Now, I recreate the visualization from the Jane Austen books but for the Charles Dickens books:

ggplot(dickens_sentiment, aes(index, sentiment, fill = title)) +
  geom_col(show.legend = FALSE) +
  facet_wrap(~title, ncol = 2, scales = "free_x")

Compared to the Jane Austen books, these two Charles Dickens novels have a lot more negative sentiment.

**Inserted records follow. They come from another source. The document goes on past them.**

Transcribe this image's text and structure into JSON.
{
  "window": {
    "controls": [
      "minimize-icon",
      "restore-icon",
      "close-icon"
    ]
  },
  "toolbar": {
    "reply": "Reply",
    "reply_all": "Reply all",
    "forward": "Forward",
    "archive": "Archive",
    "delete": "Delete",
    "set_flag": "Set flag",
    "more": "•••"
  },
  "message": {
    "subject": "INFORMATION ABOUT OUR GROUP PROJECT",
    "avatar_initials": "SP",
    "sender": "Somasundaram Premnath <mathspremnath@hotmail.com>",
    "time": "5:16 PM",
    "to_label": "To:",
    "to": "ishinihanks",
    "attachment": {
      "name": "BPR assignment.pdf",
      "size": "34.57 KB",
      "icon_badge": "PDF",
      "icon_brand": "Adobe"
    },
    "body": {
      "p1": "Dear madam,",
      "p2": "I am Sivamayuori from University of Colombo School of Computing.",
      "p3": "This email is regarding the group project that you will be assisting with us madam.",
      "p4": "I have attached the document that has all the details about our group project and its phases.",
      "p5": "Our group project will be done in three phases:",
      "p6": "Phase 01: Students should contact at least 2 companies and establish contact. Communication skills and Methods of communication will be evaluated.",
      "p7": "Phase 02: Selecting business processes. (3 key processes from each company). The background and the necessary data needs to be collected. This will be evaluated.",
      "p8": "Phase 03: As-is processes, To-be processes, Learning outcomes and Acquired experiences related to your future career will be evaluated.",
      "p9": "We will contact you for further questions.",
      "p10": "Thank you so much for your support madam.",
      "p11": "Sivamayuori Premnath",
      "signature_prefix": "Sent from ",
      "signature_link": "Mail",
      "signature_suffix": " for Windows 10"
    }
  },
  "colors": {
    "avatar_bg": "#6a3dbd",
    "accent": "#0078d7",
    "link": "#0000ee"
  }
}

However, based on the above, both end on a positive note.

Utilizing the ‘Jockers’ sentiment lexicon from the lexicon package

Below I use the ‘Jockers’ sentiment lexicon from the Lexicon package.

library(lexicon)

head(key_sentiment_jockers)
##          word value
## 1     abandon -0.75
## 2   abandoned -0.50
## 3   abandoner -0.25
## 4 abandonment -0.25
## 5    abandons -1.00
## 6    abducted -1.00

This sentiment lexicon is similar to ‘afinn’ in that it is each word is rated on positive/negative connotation based on scale, however the scale for ‘afinn’ is (-5,5) whereas for ‘Jockers’ it is (-1,1).

I will compare the sentiment score for ‘David Copperfield’ as measured by ‘afinn’ and ‘Jockers’ lexicon.

First, I filter dickensBooksTidy for ‘David Copperfield’. Next, I join the ‘afinn’ sentiment followed by the ‘Jockers’ sentiment and drop NAs based on ‘Jockers’. Then, I rescale the ‘Jockers’ sentiment so that it is on the same scale as ‘afinn’ (using the ‘datawizard’ package), track the cumulative sum for each, pivot to a longer data frame, and pass to ggplot.

library(datawizard)
davidCopperfieldTidy <- dickensBooksTidy |> filter(title =='David Copperfield')

davidCopperfieldTidy <- davidCopperfieldTidy |> inner_join(get_sentiments('afinn')) |> left_join(key_sentiment_jockers, by = 'word') |> rename(afinnSent = value.x, jockersSent = value.y) |> drop_na(jockersSent)
## Joining with `by = join_by(word)`
davidCopperfieldTidy$jockersScaled <- as.numeric(rescale(davidCopperfieldTidy$jockersSent, c(-5,5)))
davidCopperfieldTidy$afinnCumSum <- cumsum(davidCopperfieldTidy$afinnSent)
davidCopperfieldTidy$jockersCumSum <- cumsum(davidCopperfieldTidy$jockersScaled)


dctLong <- davidCopperfieldTidy |> pivot_longer( cols = !c(title, linenumber,word), values_to = 'measure') 

dctLong <- dctLong |> filter(name == 'afinnCumSum'| name=='jockersCumSum')
dctLong$name <- as.factor(dctLong$name)
ggplot(dctLong, aes(x=linenumber, y = measure, color = name)) + geom_line() + ggtitle('Cumulative sentiment analysis for David Copperfield by Lexicon')

Interestingly, it seems like ‘David Copperfield’ has more extreme words (both negative in positive) according to ‘Jockers’ as compared to ‘afinn’, which is why it has a larger draw down, a recovery that brings it back in line with ‘afinn’ and then another draw down that prevents it from recovering back to the same level as ‘afinn’. We can visualize that:

dctLong2 <- davidCopperfieldTidy |> pivot_longer( cols = !c(title, linenumber,word), values_to = 'measure') 

dctLong2 <- dctLong2 |> filter(name == 'afinnSent'| name=='jockersScaled')

ggplot(dctLong2, aes(x = measure, fill = name)) + geom_histogram(alpha = 0.5)
## `stat_bin()` using `bins = 30`. Pick better value with `binwidth`.